Get conditional results
conditional_files <- list.files('data_sensitive/eqtl/PC70_indep',pattern='*conditional.txt',full.names = T)
header <- c('phe_id','phe_chr','phe_from','phe_to','phe_strd','n_var_in_cis','dist_phe_var','var_id', 'var_chr','var_from','var_to','rank','fwd_pval','fwd_r_squared','fwd_slope','fwd_best_hit','fwd_sig', 'bwd_pval','bwd_r_squared','bwd_slope','bwd_best_hit','bwd_sig')
d <- tibble(files=conditional_files,
cell_type=gsub('.conditional.txt','',basename(conditional_files)) %>%
gsub('\\.',' ',.) %>%
gsub('OPCs COPs','OPCs / COPs',.),
file_content=map(files,read_delim,delim=' ',col_names=FALSE)
) %>%
dplyr::select(-files) %>%
unnest(file_content) %>%
setNames(c('cell_type',header)) %>%
filter(bwd_best_hit==1)
write_tsv(d,'output/eqtl/eqtl.70PCs.indep.txt')

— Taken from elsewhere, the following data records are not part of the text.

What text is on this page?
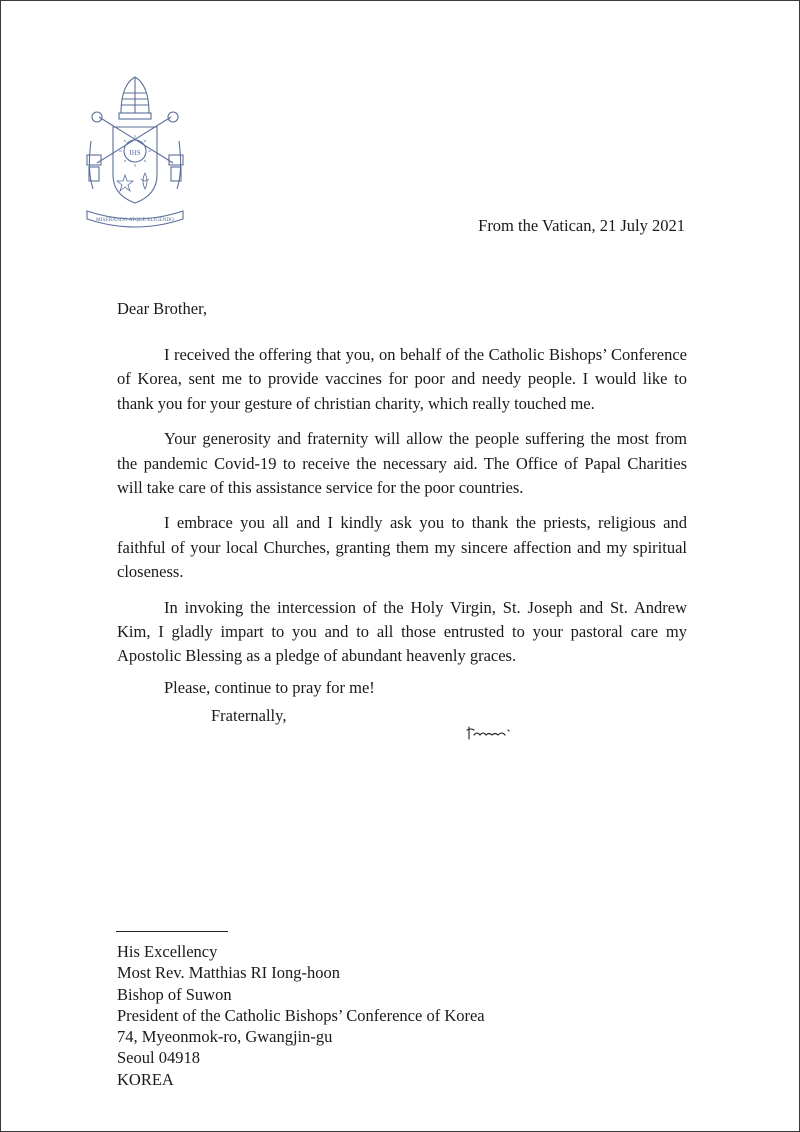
IHS
MISERANDO ATQUE ELIGENDO	From the Vatican, 21 July 2021
Dear Brother,

I received the offering that you, on behalf of the Catholic Bishops’ Conference of Korea, sent me to provide vaccines for poor and needy people. I would like to thank you for your gesture of christian charity, which really touched me.

Your generosity and fraternity will allow the people suffering the most from the pandemic Covid-19 to receive the necessary aid. The Office of Papal Charities will take care of this assistance service for the poor countries.

I embrace you all and I kindly ask you to thank the priests, religious and faithful of your local Churches, granting them my sincere affection and my spiritual closeness.

In invoking the intercession of the Holy Virgin, St. Joseph and St. Andrew Kim, I gladly impart to you and to all those entrusted to your pastoral care my Apostolic Blessing as a pledge of abundant heavenly graces.

Please, continue to pray for me!
Fraternally,
His Excellency
Most Rev. Matthias RI Iong-hoon
Bishop of Suwon
President of the Catholic Bishops’ Conference of Korea
74, Myeonmok-ro, Gwangjin-gu
Seoul 04918
KOREA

We will use CaVEMan for fine-mapping
d <- read_tsv('output/eqtl/eqtl.PC70.txt') %>%
mutate(cell_type=make.names(cell_type)) %>%
filter(adj_p<0.05)
bed_files_fastqtl <- list.files('data_sensitive/eqtl',pattern='.bed.gz$',full.names = T)
read_fastQTL_write_caveman <- function(i){
output_file_name <- gsub('bed.gz','caveman.bed',bed_files_fastqtl[i]) %>% gsub('eqtl','eqtl/PC70_caveman',.)
cell_type_file <- basename(bed_files_fastqtl[i]) %>% gsub('.bed.gz','',.)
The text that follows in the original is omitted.